Research & Analysis
Publication

Mobile Payments Infrastructure Access and Its Regulation

As this research, including interviews with stake holders, has shown, USSD access is an important competition issue in many countries since currently there are no effective substitutes for USSD that have been proven at scale. The importance of regulatory intervention in less competitive markets is therefore clear given the importance of a healthy and growing mobile payments market for financial inclusion, particularly in developing countries. 
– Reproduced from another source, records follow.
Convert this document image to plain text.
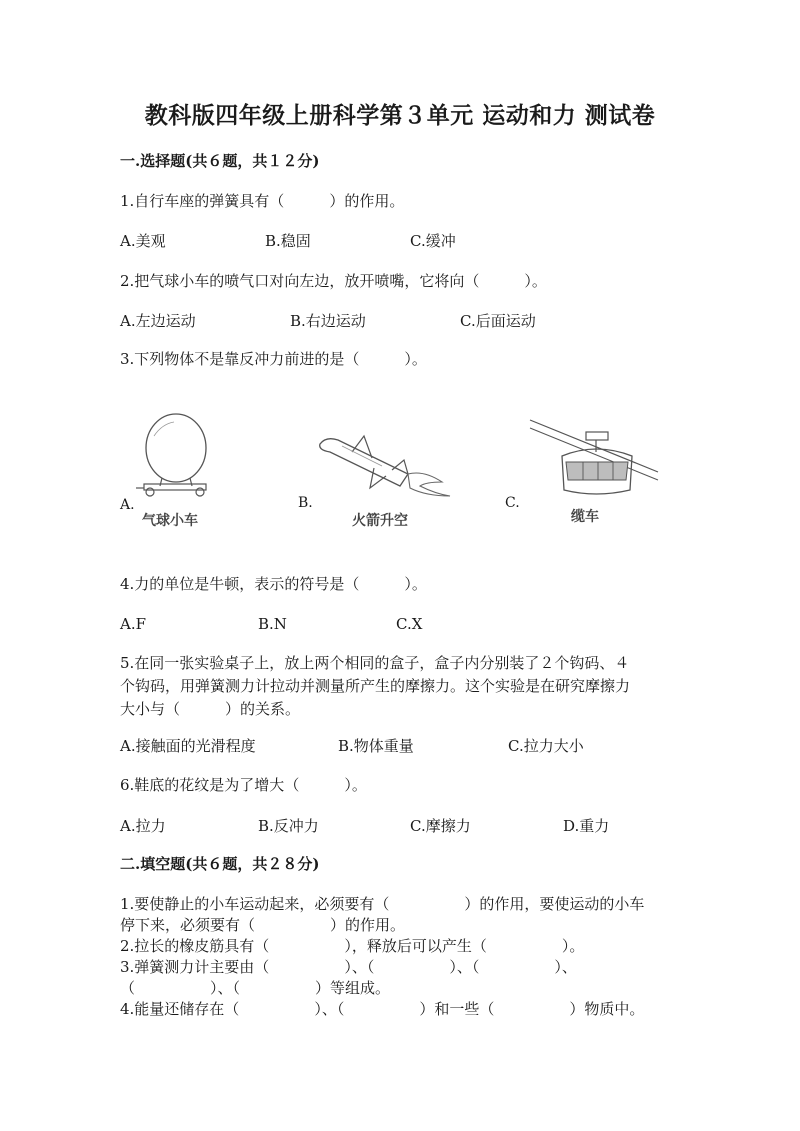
教科版四年级上册科学第３单元 运动和力 测试卷
一.选择题(共６题，共１２分)
1.自行车座的弹簧具有（　　　）的作用。
A.美观	B.稳固	C.缓冲
2.把气球小车的喷气口对向左边，放开喷嘴，它将向（　　　）。
A.左边运动	B.右边运动	C.后面运动
3.下列物体不是靠反冲力前进的是（　　　）。
A.
气球小车
B.
火箭升空
C.
缆车
4.力的单位是牛顿，表示的符号是（　　　）。
A.F	B.N	C.X
5.在同一张实验桌子上，放上两个相同的盒子，盒子内分别装了２个钩码、４
个钩码，用弹簧测力计拉动并测量所产生的摩擦力。这个实验是在研究摩擦力
大小与（　　　）的关系。
A.接触面的光滑程度	B.物体重量	C.拉力大小
6.鞋底的花纹是为了增大（　　　）。
A.拉力	B.反冲力	C.摩擦力	D.重力
二.填空题(共６题，共２８分)
1.要使静止的小车运动起来，必须要有（　　　　　）的作用，要使运动的小车
停下来，必须要有（　　　　　）的作用。
2.拉长的橡皮筋具有（　　　　　），释放后可以产生（　　　　　）。
3.弹簧测力计主要由（　　　　　）、（　　　　　）、（　　　　　）、
（　　　　　）、（　　　　　）等组成。
4.能量还储存在（　　　　　）、（　　　　　）和一些（　　　　　）物质中。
This report lays out the issues that are relevant from a regulatory perspective—extent of jurisdiction of different regulatory agencies and the need for coordination among them. In our view, the guiding principle for regulation is that the remedy for harmful conduct should be the least restrictive to achieve the intended objective and should be proportionate to the extent of risk. And this appears to be the principle followed by several regulators who have successfully handled actual or potential anti-competitive outcomes in the mobile payments market. Regulators should consider regulation that not only improves competition but is also efficient and easy to implement. Mandating access if necessary and resorting to price regulation only if foreclosure concerns due to high prices are significant is the appropriate regulatory approach in our view, and also is a view independently expressed by many regulators. Since this is a relatively new market, appropriate regulatory remedies will evolve with regulators benefiting from the ideas and solutions implemented in other jurisdictions.